Никакой ноты тогда я не подготовлял; но дым был не без огня. Керенский, очевидно, уже подготовил свой тыл и выступил неспроста. Вопрос об обращении к союзникам был поднят в самом правительстве, как предрешенный — и весьма спешный. Кто же стоял тут за Керенским и придавал ему смелость? Тогда я не мог знать об этом; но воспоминания Бьюкенена заставили меня прийти к заключению, что источником этим были переговоры за моей спиной в английском посольстве.

Бьюкенен устроил у себя ряд совещаний с Керенским, Львовым, Церетели, Терещенко. Прекрасно образованный, владевший английским языком в совершенстве, притом очень ласковый и вкрадчивый в манере разговора, Терещенко был в фаворе у Бьюкенена. Он служил переводчиком для других. Союзники нуждались от России в продолжении войны, Палеолог сомневался в возможности этого, Бьюкенен был не менее пессимистичен; но отчего не попробовать? Керенский обещал возродить «энтузиазм» армии! Он давал так много разных обещаний раньше и позже.

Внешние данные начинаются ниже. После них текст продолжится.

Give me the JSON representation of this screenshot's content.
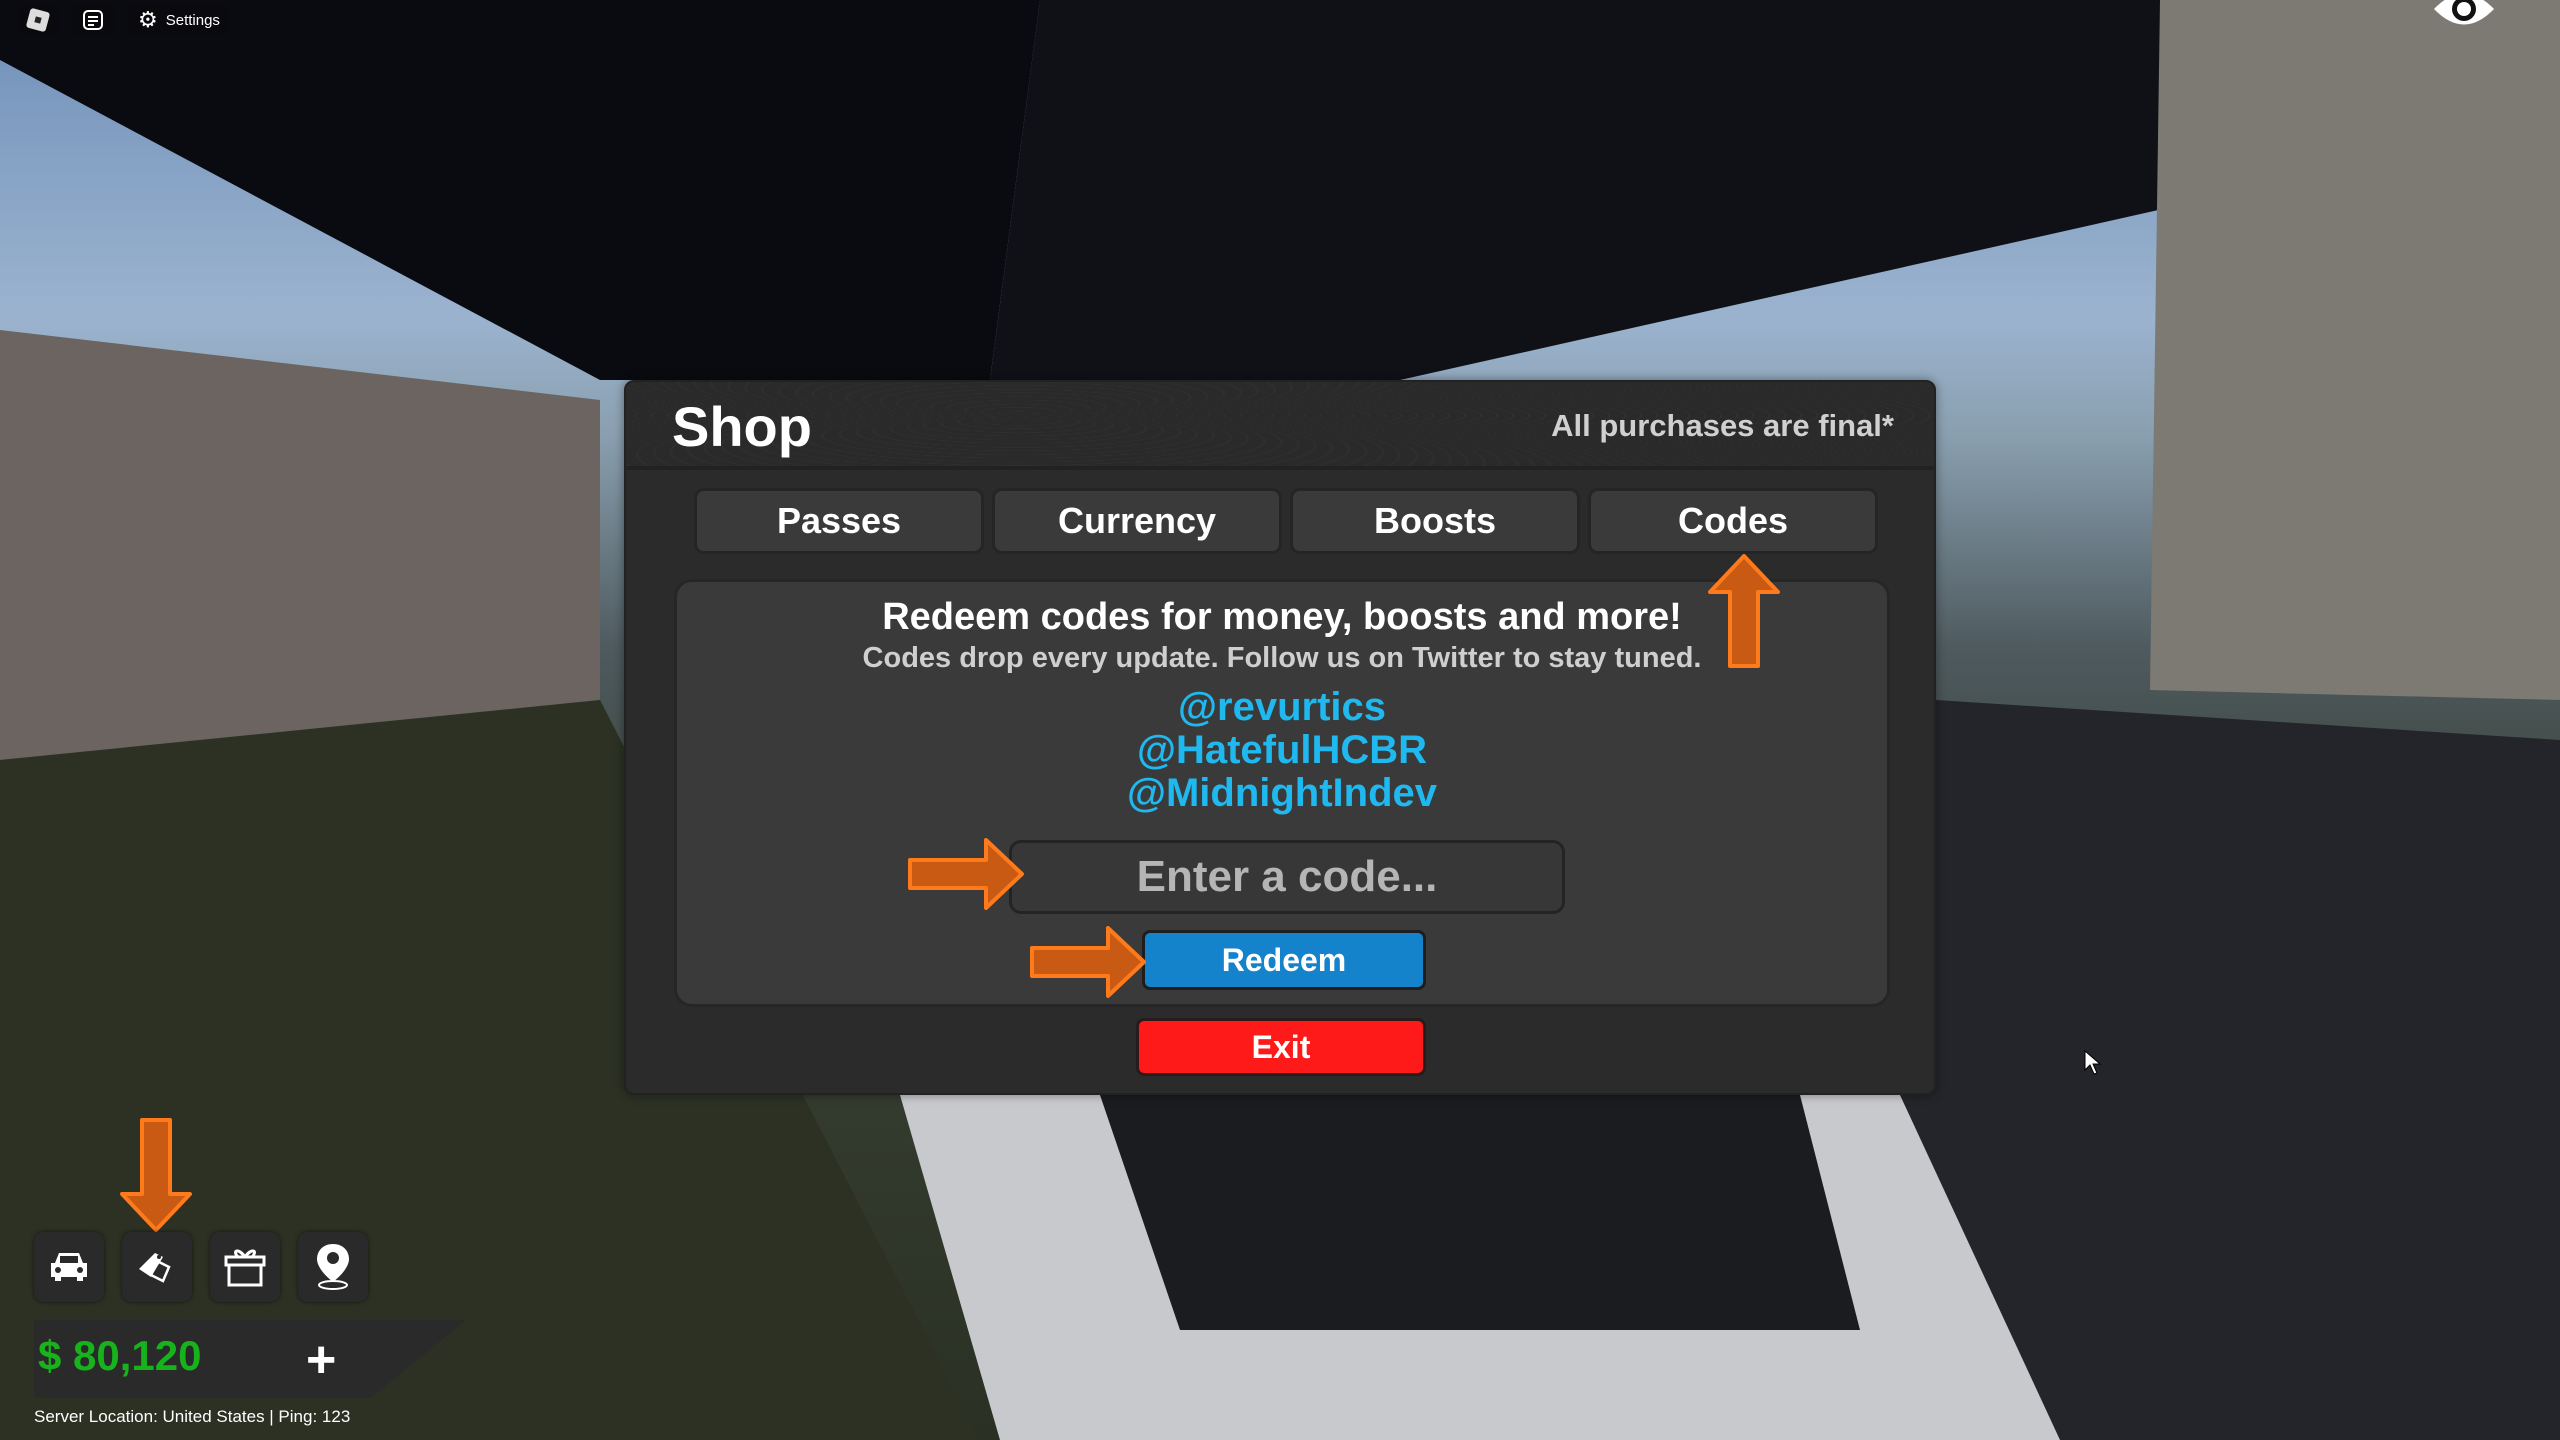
{
  "topbar": {
    "roblox_menu_icon": "roblox-logo-icon",
    "chat_icon": "chat-icon",
    "settings_label": "Settings"
  },
  "shop": {
    "title": "Shop",
    "note": "All purchases are final*",
    "tabs": [
      {
        "label": "Passes"
      },
      {
        "label": "Currency"
      },
      {
        "label": "Boosts"
      },
      {
        "label": "Codes",
        "active": true
      }
    ],
    "codes": {
      "headline": "Redeem codes for money, boosts and more!",
      "subline": "Codes drop every update. Follow us on Twitter to stay tuned.",
      "handles": [
        "@revurtics",
        "@HatefulHCBR",
        "@MidnightIndev"
      ],
      "input_placeholder": "Enter a code...",
      "redeem_label": "Redeem"
    },
    "exit_label": "Exit"
  },
  "hud": {
    "buttons": [
      {
        "icon": "car-icon"
      },
      {
        "icon": "price-tag-icon"
      },
      {
        "icon": "gift-icon"
      },
      {
        "icon": "map-pin-icon"
      }
    ],
    "money": "$ 80,120",
    "add_money_label": "+",
    "server_info": "Server Location:  United States | Ping: 123"
  },
  "colors": {
    "accent_blue": "#1582cc",
    "handle_blue": "#1fb8ef",
    "exit_red": "#ff1a1a",
    "money_green": "#17b31d",
    "arrow_orange": "#c85a14"
  }
}
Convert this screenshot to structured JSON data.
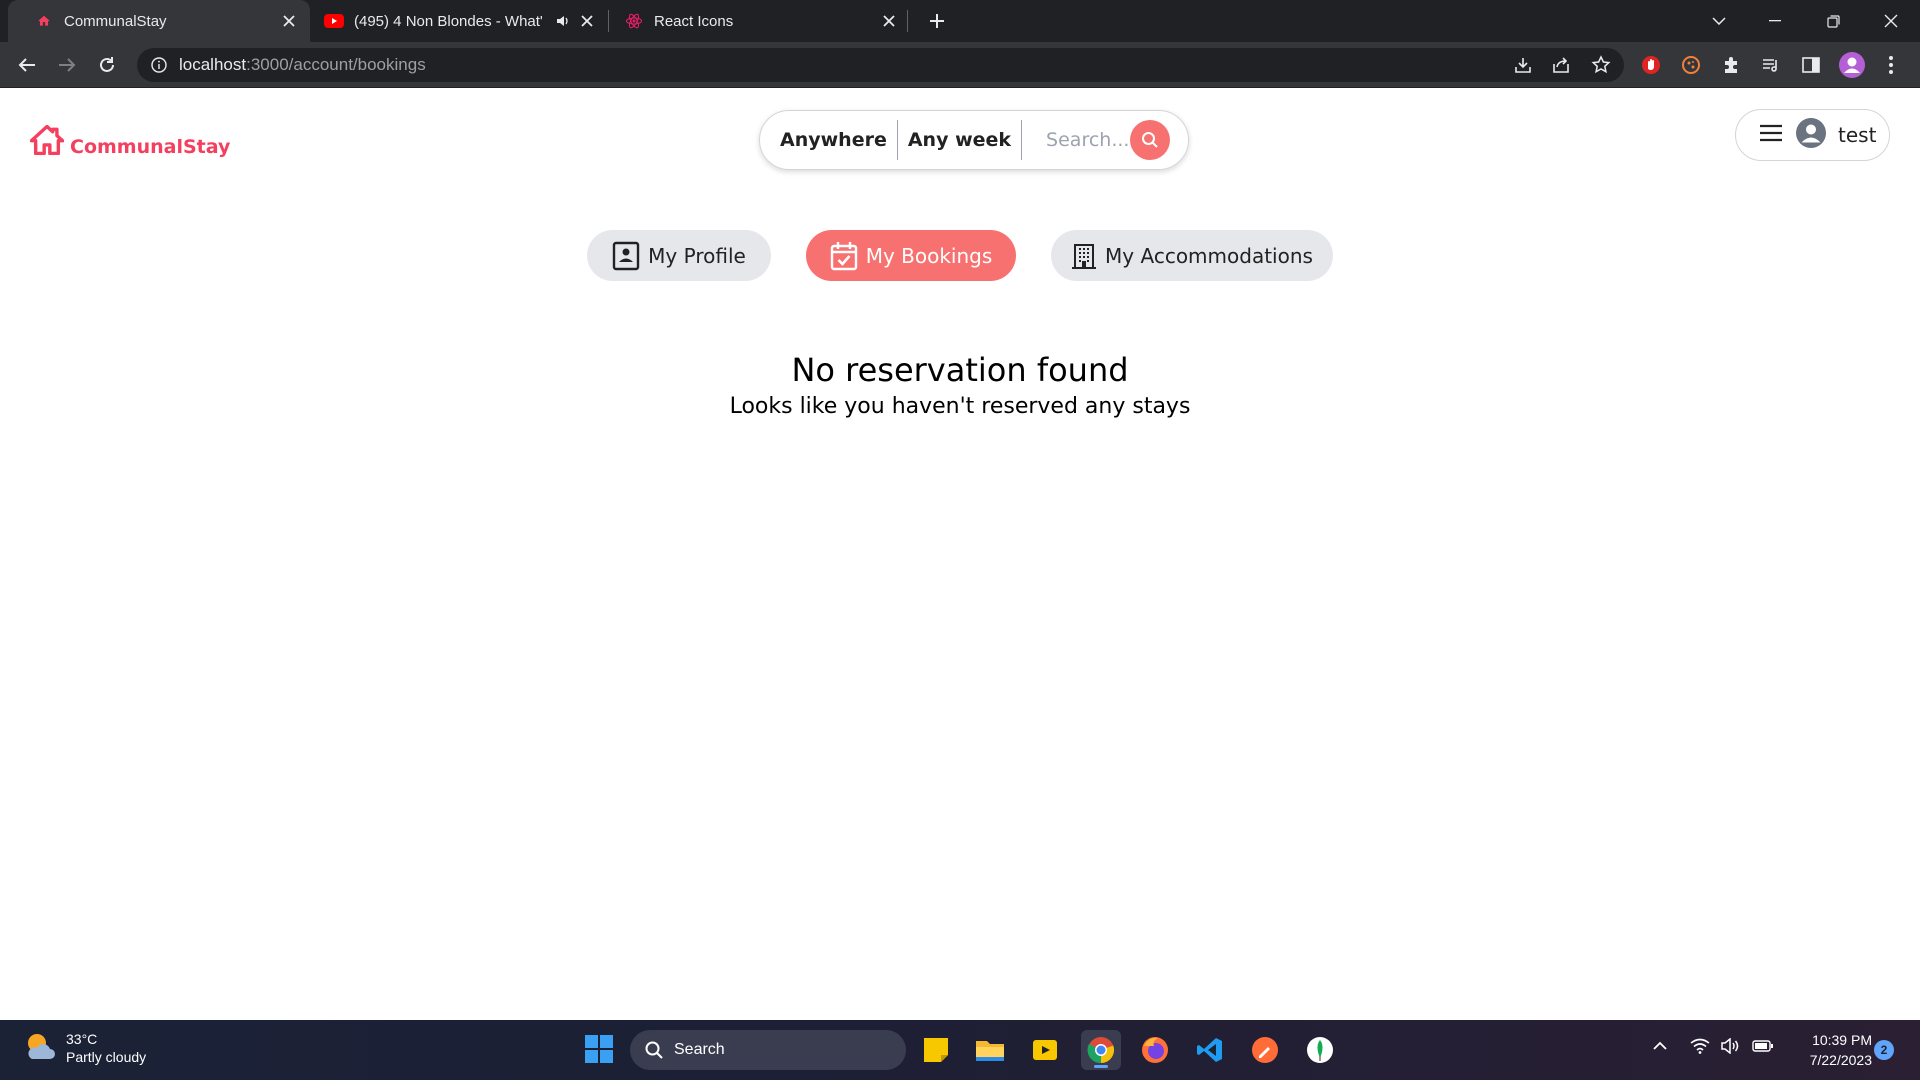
{
  "browser": {
    "tabs": [
      {
        "title": "CommunalStay",
        "active": true
      },
      {
        "title": "(495) 4 Non Blondes - What'",
        "active": false
      },
      {
        "title": "React Icons",
        "active": false
      }
    ],
    "url_host": "localhost",
    "url_rest": ":3000/account/bookings"
  },
  "header": {
    "brand": "CommunalStay",
    "search": {
      "anywhere": "Anywhere",
      "any_week": "Any week",
      "placeholder": "Search..."
    },
    "user_name": "test"
  },
  "account_nav": [
    {
      "label": "My Profile",
      "icon": "profile-icon",
      "active": false
    },
    {
      "label": "My Bookings",
      "icon": "calendar-check-icon",
      "active": true
    },
    {
      "label": "My Accommodations",
      "icon": "building-icon",
      "active": false
    }
  ],
  "empty_state": {
    "title": "No reservation found",
    "subtitle": "Looks like you haven't reserved any stays"
  },
  "taskbar": {
    "weather_temp": "33°C",
    "weather_desc": "Partly cloudy",
    "search_label": "Search",
    "time": "10:39 PM",
    "date": "7/22/2023",
    "notifications": "2"
  },
  "colors": {
    "brand": "#f43f5e",
    "accent": "#f87171",
    "pill_inactive": "#e5e7eb"
  }
}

Отчего не дать это, — когда оно было в порядке дня, служило к продвижению его карьеры и соответствовало, как он был уверен, его талантам? Я могу ошибаться в нескольких днях относительно даты этого заверения; но что оно было дано собеседниками, — и дано именно, как условие перемены в правительстве, — это доказывается последовавшими событиями. Керенский при этой перемене намечался в военные министры вместо Гучкова, Терещенко — в министры иностранных дел вместо Милюкова. Оба ненавистные «демократии» министра должны были оставить свои посты. Было ли это условлено вчерне или окончательно, сказать трудно; но это было условлено именно в эти две‑три апрельские недели.